Boletín 6:1
 ASOCIACIÓN PARA LA CONSERVACIÓN DEL PATRIMONIO
CULTURAL DE LAS AMÉRICAS

Julio 1995

ALGUNOS COMENTARIOS ADICIONALES SOBRE EL CONGRESO DE IIC, OTTAWA

La nota de "Un Espectador en el Congreso de Conservación Preventiva, IIC, Ottawa (APOYO 5:2 1994), de mi amigo Silvo Goren me lleva a escribir estas líneas para afirmar lo que allí sostiene con referencia al uso de equipos de ambientación. Como lo menciona, es creencia general y aceptada que todos los problemas de conservación serían solucionados si todos los museos y galerías pudiesen contar con equipos acondicionadores de aire. Creo que no está por demás desarrollar esta idea con más detalle.

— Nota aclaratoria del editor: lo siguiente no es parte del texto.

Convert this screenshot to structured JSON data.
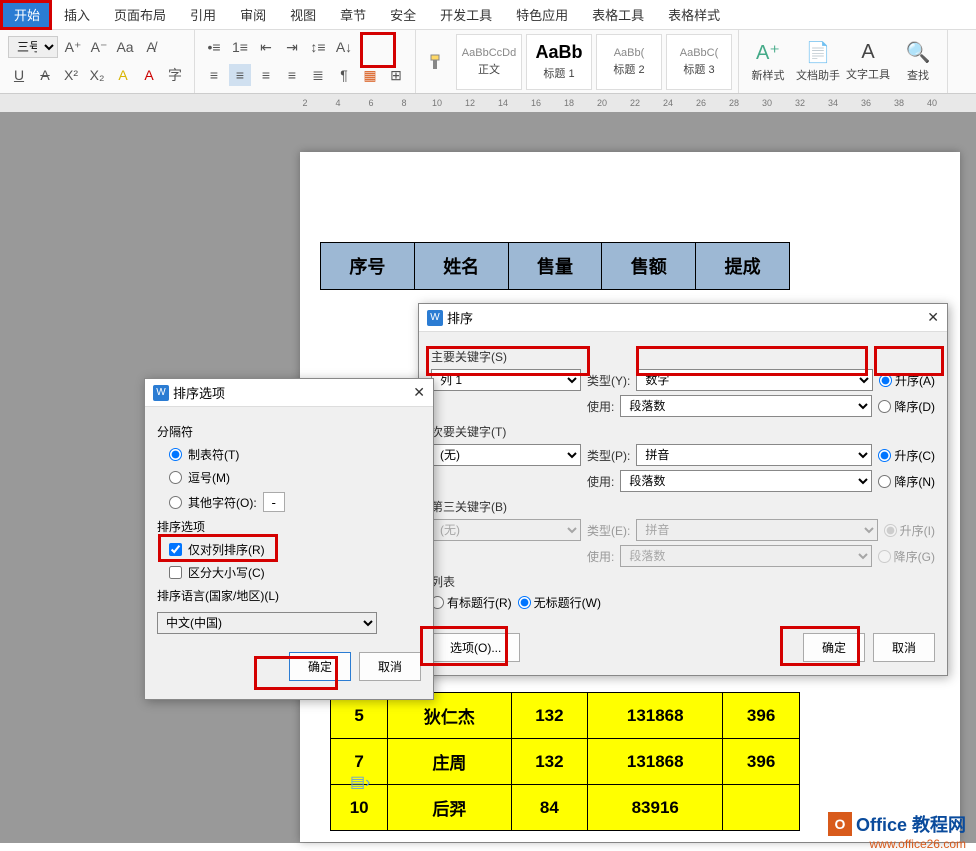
{
  "menu": {
    "tabs": [
      "开始",
      "插入",
      "页面布局",
      "引用",
      "审阅",
      "视图",
      "章节",
      "安全",
      "开发工具",
      "特色应用",
      "表格工具",
      "表格样式"
    ]
  },
  "ribbon": {
    "font_size": "三号",
    "styles": [
      {
        "preview": "AaBbCcDd",
        "label": "正文"
      },
      {
        "preview": "AaBb",
        "label": "标题 1"
      },
      {
        "preview": "AaBb(",
        "label": "标题 2"
      },
      {
        "preview": "AaBbC(",
        "label": "标题 3"
      }
    ],
    "new_style": "新样式",
    "doc_helper": "文档助手",
    "text_tool": "文字工具",
    "find": "查找"
  },
  "ruler": [
    "2",
    "4",
    "6",
    "8",
    "10",
    "12",
    "14",
    "16",
    "18",
    "20",
    "22",
    "24",
    "26",
    "28",
    "30",
    "32",
    "34",
    "36",
    "38",
    "40"
  ],
  "table": {
    "headers": [
      "序号",
      "姓名",
      "售量",
      "售额",
      "提成"
    ],
    "rows": [
      [
        "5",
        "狄仁杰",
        "132",
        "131868",
        "396"
      ],
      [
        "7",
        "庄周",
        "132",
        "131868",
        "396"
      ],
      [
        "10",
        "后羿",
        "84",
        "83916",
        ""
      ]
    ]
  },
  "sort_dialog": {
    "title": "排序",
    "primary_label": "主要关键字(S)",
    "secondary_label": "次要关键字(T)",
    "third_label": "第三关键字(B)",
    "type_label_y": "类型(Y):",
    "type_label_p": "类型(P):",
    "type_label_e": "类型(E):",
    "use_label": "使用:",
    "col_sel": "列 1",
    "none_sel": "(无)",
    "type_number": "数字",
    "type_pinyin": "拼音",
    "use_para": "段落数",
    "asc_a": "升序(A)",
    "desc_d": "降序(D)",
    "asc_c": "升序(C)",
    "desc_n": "降序(N)",
    "asc_i": "升序(I)",
    "desc_g": "降序(G)",
    "list_label": "列表",
    "has_header": "有标题行(R)",
    "no_header": "无标题行(W)",
    "options_btn": "选项(O)...",
    "ok": "确定",
    "cancel": "取消"
  },
  "sortopt_dialog": {
    "title": "排序选项",
    "sep_label": "分隔符",
    "tab": "制表符(T)",
    "comma": "逗号(M)",
    "other": "其他字符(O):",
    "other_val": "-",
    "options_label": "排序选项",
    "col_only": "仅对列排序(R)",
    "case_sens": "区分大小写(C)",
    "lang_label": "排序语言(国家/地区)(L)",
    "lang_val": "中文(中国)",
    "ok": "确定",
    "cancel": "取消"
  },
  "watermark": {
    "text": "Office 教程网",
    "url": "www.office26.com"
  }
}
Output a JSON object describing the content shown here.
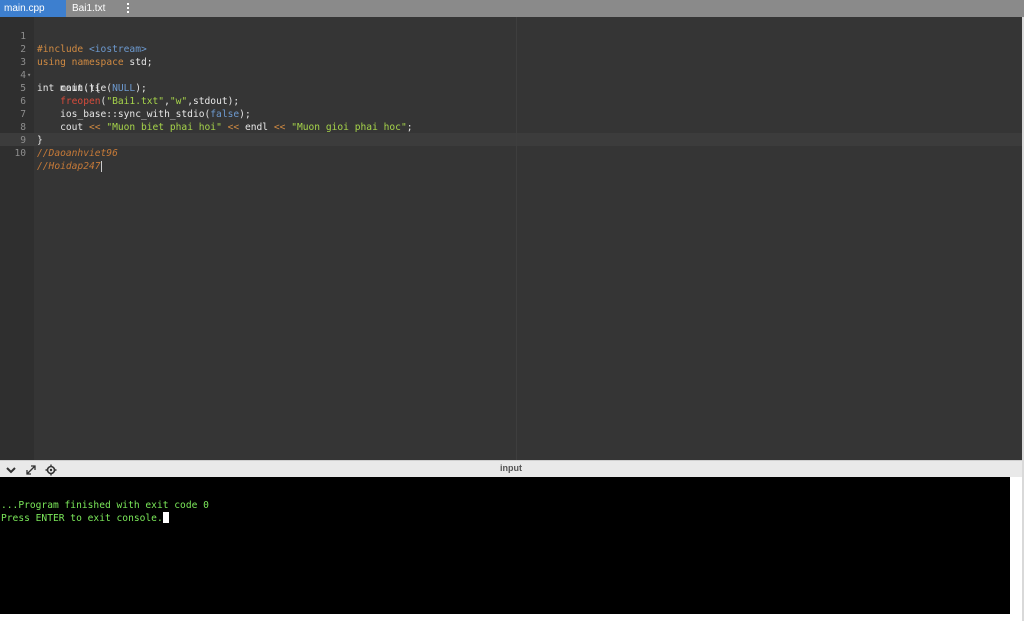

Es sabido que la preservación de un objeto requiere de un ambiente con temperatura, humedad relativa y nivel de iluminación adecuado y constante. Pero esta premisa, que es relativamente sencilla de adoptar para un objeto, no lo es tanto cuando ha de ser extendida a muchos objetos, luego a galerías, y finalmente a museos enteros. La "puesta en práctica" de la teoría no sólo tiene problemas de diseño y funcionamiento, sino que también puede introducir nuevos problemas.


El diseño e instalación de sistemas acondicionadores en edificios que, en general, no los preveían, se complica habitualmente porque la instalación se realiza por partes que funcionan independientemente y deben luego integrarse en un sistema central, complicándose el todo por la necesidad de medición y control electrónico de los niveles de temperatura y humedad requeridos, que varían con la estaciones anuales y la presencia de público. Frecuentemente lo "erróneo" o malfuncionamientos que se producen resultan en cambios de temperatura y humedad mayores, y más bruscos, de los que podrían ocurrir no habiendo sistema de acondicionamiento alguno.


Finalmente, es necesario recordar que los sistemas acondicionadores requieren de motores para su funcionamiento que, si no están adecuadamente aislados, producen vibraciones que afectan el edificio y su contenido. Este problema recién comienza a ser mencionado. Es sabido que las vibraciones causan la "fatiga" de muchos materiales terminando en su destrucción total. No se conoce que daños producen leves vibraciones a largo plazo. El plazo en el que estos sistemas acondicionadores estuvieron funcionando.


No me asombraría si el siglo venidero condenase la falta de sensibilidad que tuvimos respecto a estos problemas. Es de esperar que para entonces los sistemas acondicionadores hayan progresado tanto que no requieran motores, que sean independientes de la red de energía eléctrica y que los sistemas de controles electrónicos sean más sofisticados y requiriendo menor manutención.